It’s 2019. Technology is everywhere. Information is everywhere. So, it should be really easy to find a doctor when you need one. Right? Nope. Unfortunately, many consumers of healthcare don’t even know what the “right” doctor looks like, even though they may think they do. This is not saying people aren’t intelligent. The reality is that navigating the healthcare system is like navigating a mine field whether you have a 6th grade education or you’re a PhD.
The last 100 years or so has given us a healthcare system culture where second guessing your doctor was unacceptable. Even today, would you feel comfortable walking into a surgeon’s office and asking what her complication rate is? It would be better if you knew that before you visited her office. But, there has been zero transparency from the healthcare industry about such things.
Today, there are two big reasons why finding the right doctor is hard. First, there is a lot of noise on the Internet and social media about physicians. Those two people who gave 5 stars to Dr. Smith may have really loved Dr. Smith, but that doesn’t mean Dr. Smith is the right doctor for you. More importantly, it also doesn’t mean he or she is good at what he or she does. Also, three people who gave Dr. Jones 2 stars were mad because they didn’t get the inappropriate medication they were seeking.
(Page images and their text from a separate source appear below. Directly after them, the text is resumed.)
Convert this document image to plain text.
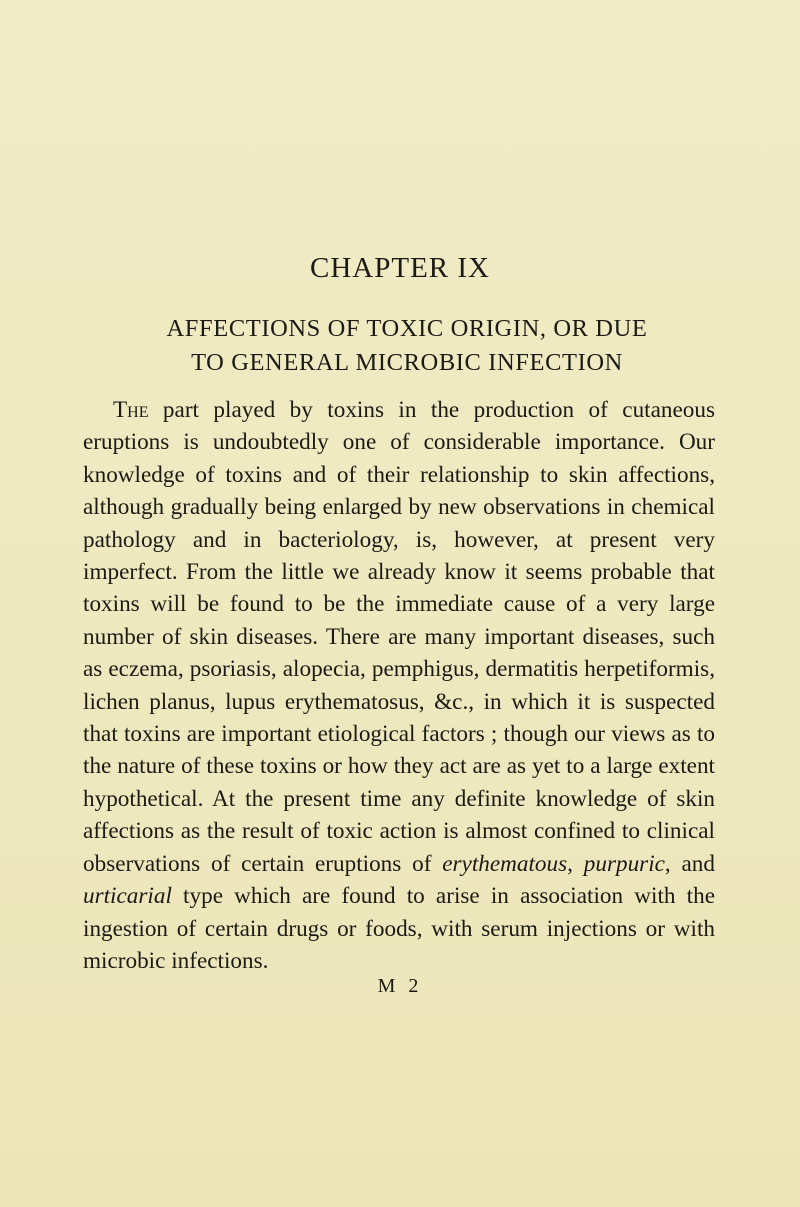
CHAPTER IX
AFFECTIONS OF TOXIC ORIGIN, OR DUE
TO GENERAL MICROBIC INFECTION
The part played by toxins in the production of cutaneous eruptions is undoubtedly one of considerable importance. Our knowledge of toxins and of their relationship to skin affections, although gradually being enlarged by new observations in chemical pathology and in bacteriology, is, however, at present very imperfect. From the little we already know it seems probable that toxins will be found to be the immediate cause of a very large number of skin diseases. There are many important diseases, such as eczema, psoriasis, alopecia, pemphigus, dermatitis herpetiformis, lichen planus, lupus erythematosus, &c., in which it is suspected that toxins are important etiological factors ; though our views as to the nature of these toxins or how they act are as yet to a large extent hypothetical. At the present time any definite knowledge of skin affections as the result of toxic action is almost confined to clinical observations of certain eruptions of erythematous, purpuric, and urticarial type which are found to arise in association with the ingestion of certain drugs or foods, with serum injections or with microbic infections.
M 2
Second, the information to which people need to have access to truly understand if a doctor is the right doctor is not accessible to patients, let alone most doctors. Even if physicians had the time to research specialists’ backgrounds, expertise and outcomes unique to the specific condition of every patient before making a referral, they don’t have access to that type of data. The end result is that referring physicians often refer patients to specialists based on long-established relationships or physician network connections. A lot of times this works ok. A lot of times it doesn’t.
How do you know you got the right one?
So, who is the right doctor? The right doctor is the one with the right training and the right technology and skills for your particular condition. The right doctor has good clinical outcomes and low complication rates. The right doctor only performs surgery or prescribes a medication when it is truly needed. The right doctor has the right operating staff at the right hospital such that there is a lower risk of complications. The right doctor doesn’t have a past criminal record or have had their license revoked in other states. The right doctor doesn’t have several, valid malpractice suits pending against him. Knowing this, are you sure you know how to find the right doctor for you or a loved one?
There is a big price to pay when you go to the wrong doctor.
In today’s world of subspecialization, just getting to the right type of specialist doesn’t cut it. A patient needs to be matched with a specialist who has unique expertise and success in treating their specific medical condition. When you have a problem with the retina of your eye, you don’t want an opthomalogist. You want an opthomalogist who specializes in retinal conditions. Bad and/or inconvenient things occur when getting to the right doctor or healthcare facility doesn’t happen.
Let’s start with the bad:
Even when the results aren’t devastating, patients still experience misdirected appointments, unneeded tests and inappropriate treatments. Not to mention the added cost – for patients, doctors, health plans, and health systems.
It’s the doctor. Duh.
In all the talk out there about quality, we seem to have forgotten that the first step to good clinical outcomes and patient satisfaction is making sure that the right patient is with the right doctor. That hasn’t been done well in the US healthcare system to date and we have all been paying the price: patients, payors, employers, and health plans. Good doctors do good things and we should be helping them get the types of referrals that remind them of why they went into medicine in the first place!
It’s time for doctor referrals to be reimagined. Improving healthcare quality is not just a futuristic goal – it’s a reality that we can accomplish together.